Light Screen dari Lunatone memantulkan Thunderbolt dari Pikachu.

"Mr. Mime, kita juga gunakan Light Screen!"

Mr. Mime menggunakan Light Screen yang lebih kuat, memantulkan kembali Thunderbolt milik Pikachu. Kali ini Thunderbolt langsung menghantam Lunatone, meskipun serangan listrik tidak terlalu efektif terhadap tipe batu, tapi ini Thunderbolt dari ‘Pikachu sang Dewa Listrik’, tipe batu pun sulit menahannya.

"Solrock, gunakan Stone Edge pada Mr. Mime!"

"Lunatone, gunakan Hypnosis!"

Stone Edge dari Solrock menyerang Mr. Mime, tapi berhasil ditahan oleh Barrier Mr. Mime.

"Pikachu, gunakan Volt Tackle!"

"Percuma saja, Lunatone, lepaskan Hypnosis!"

Hypnosis dari Lunatone diarahkan ke Pikachu, menurut pola biasanya, Pikachu akan terkena.

"Mr. Mime, sekarang gunakan Psychic!"

Bukan Pikachu yang dikendalikan oleh Mr. Mime, tapi Barrier kaca yang tadi dibuat, satu per satu diletakkan di depan Pikachu. Kali ini Barrier yang dibuat tidak terlalu bening, sehingga Pikachu pun bisa melihat.

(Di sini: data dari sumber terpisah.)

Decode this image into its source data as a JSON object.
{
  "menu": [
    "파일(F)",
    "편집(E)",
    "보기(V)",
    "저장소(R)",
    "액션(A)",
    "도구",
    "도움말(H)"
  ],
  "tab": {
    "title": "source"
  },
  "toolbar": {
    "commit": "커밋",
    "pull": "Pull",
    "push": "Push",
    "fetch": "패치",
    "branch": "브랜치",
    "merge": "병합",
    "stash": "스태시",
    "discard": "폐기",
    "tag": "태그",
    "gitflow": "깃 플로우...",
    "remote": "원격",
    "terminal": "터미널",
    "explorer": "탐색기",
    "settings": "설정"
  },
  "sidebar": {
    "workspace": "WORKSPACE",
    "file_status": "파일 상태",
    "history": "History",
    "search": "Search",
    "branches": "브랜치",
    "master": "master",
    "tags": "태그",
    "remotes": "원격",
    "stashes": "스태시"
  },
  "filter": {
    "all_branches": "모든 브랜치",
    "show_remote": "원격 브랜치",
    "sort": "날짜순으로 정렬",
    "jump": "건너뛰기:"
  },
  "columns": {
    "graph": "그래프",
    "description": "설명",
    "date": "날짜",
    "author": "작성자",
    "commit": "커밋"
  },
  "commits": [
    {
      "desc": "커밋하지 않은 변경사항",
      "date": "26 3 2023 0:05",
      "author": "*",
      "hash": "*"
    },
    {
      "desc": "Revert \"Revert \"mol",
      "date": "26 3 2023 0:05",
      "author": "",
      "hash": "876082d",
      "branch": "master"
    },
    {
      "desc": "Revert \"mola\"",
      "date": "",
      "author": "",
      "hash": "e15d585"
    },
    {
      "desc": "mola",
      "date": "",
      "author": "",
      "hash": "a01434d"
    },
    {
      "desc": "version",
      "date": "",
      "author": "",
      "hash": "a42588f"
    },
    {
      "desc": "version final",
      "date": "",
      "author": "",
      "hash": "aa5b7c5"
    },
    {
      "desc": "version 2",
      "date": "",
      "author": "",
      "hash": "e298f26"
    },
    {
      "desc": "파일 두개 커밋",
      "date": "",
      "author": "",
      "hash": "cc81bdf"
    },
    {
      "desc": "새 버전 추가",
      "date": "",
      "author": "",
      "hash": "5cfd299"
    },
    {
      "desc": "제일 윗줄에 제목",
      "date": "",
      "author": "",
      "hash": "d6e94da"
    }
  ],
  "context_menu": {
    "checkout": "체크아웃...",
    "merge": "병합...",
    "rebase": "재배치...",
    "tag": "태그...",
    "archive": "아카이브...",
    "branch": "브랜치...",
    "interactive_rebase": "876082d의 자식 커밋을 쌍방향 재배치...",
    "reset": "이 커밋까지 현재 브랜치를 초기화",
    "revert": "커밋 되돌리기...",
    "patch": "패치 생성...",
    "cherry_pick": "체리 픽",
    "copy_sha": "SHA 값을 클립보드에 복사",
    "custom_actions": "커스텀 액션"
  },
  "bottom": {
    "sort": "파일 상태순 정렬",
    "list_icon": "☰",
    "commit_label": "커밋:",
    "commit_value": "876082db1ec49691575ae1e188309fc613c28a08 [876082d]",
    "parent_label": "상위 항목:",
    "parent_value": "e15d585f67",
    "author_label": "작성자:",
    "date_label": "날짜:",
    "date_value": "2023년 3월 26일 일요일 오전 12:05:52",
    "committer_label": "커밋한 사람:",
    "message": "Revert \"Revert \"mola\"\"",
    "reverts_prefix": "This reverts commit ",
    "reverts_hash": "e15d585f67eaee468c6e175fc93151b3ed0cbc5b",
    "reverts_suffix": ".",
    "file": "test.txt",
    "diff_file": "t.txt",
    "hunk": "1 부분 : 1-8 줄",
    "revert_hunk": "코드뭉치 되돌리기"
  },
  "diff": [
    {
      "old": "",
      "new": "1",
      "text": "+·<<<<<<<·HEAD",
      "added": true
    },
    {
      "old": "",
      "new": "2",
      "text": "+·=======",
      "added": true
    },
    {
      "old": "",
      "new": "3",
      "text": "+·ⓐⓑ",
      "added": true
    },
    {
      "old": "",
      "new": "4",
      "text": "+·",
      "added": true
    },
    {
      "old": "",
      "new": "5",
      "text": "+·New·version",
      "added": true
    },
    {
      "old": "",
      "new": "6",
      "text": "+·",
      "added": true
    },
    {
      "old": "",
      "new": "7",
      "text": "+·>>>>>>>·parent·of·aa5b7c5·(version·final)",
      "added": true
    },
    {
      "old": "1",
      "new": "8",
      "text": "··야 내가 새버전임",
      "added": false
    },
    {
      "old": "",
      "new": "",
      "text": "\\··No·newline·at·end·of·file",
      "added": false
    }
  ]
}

Berkat kaca-kaca penghalang yang melayang di udara, Pikachu melompat satu demi satu, langsung menerjang ke hadapan Lunatone dan Solrock. Volt Tackle dari Pikachu menghantam Solrock dengan keras!

"Mr. Mime, gunakan Psychic sekali lagi!"

Mr. Mime menggunakan strategi yang sama, melemparkan Barrier kaca ke arah Lunatone satu per satu, hingga Lunatone terjatuh.

"Pikachu, berikan mereka hantaman terakhir, gunakan Iron Tail!"

Iron Tail bertipe baja sangat efektif melawan tipe batu, akhirnya Solrock dan Lunatone kehilangan kemampuan bertarung.

"Solrock dan Lunatone tidak bisa bertarung lagi, kali ini pemenangnya adalah Satoshi dari Pallet Town dan Cheng Cheng dari Kota Lilycove."

"Berhasil!"

Satoshi bersorak kegirangan.

Cheng Cheng juga sangat senang, ini adalah pertarungan tim paling seru yang pernah ia alami. Dalam pertandingan ini, Mr. Mime benar-benar menjadi pendukung yang sempurna, Cheng Cheng pun menemukan peran Mr. Mime di masa depan.

"Selamat, kalian telah meraih kemenangan, ini adalah bukti mengalahkan Gym Verdanturf, Lencana Jiwa."

"Selamat, Satoshi, Cheng Cheng."

Satoshi dan Cheng Cheng sama-sama menerima satu lencana, meski Cheng Cheng tak mengikuti Liga Hoenn, tapi sebagai kenang-kenangan pun tidak masalah.

Satoshi dan Cheng Cheng berhasil memenangkan pertandingan ini, semua pun bersiap menuju kota berikutnya.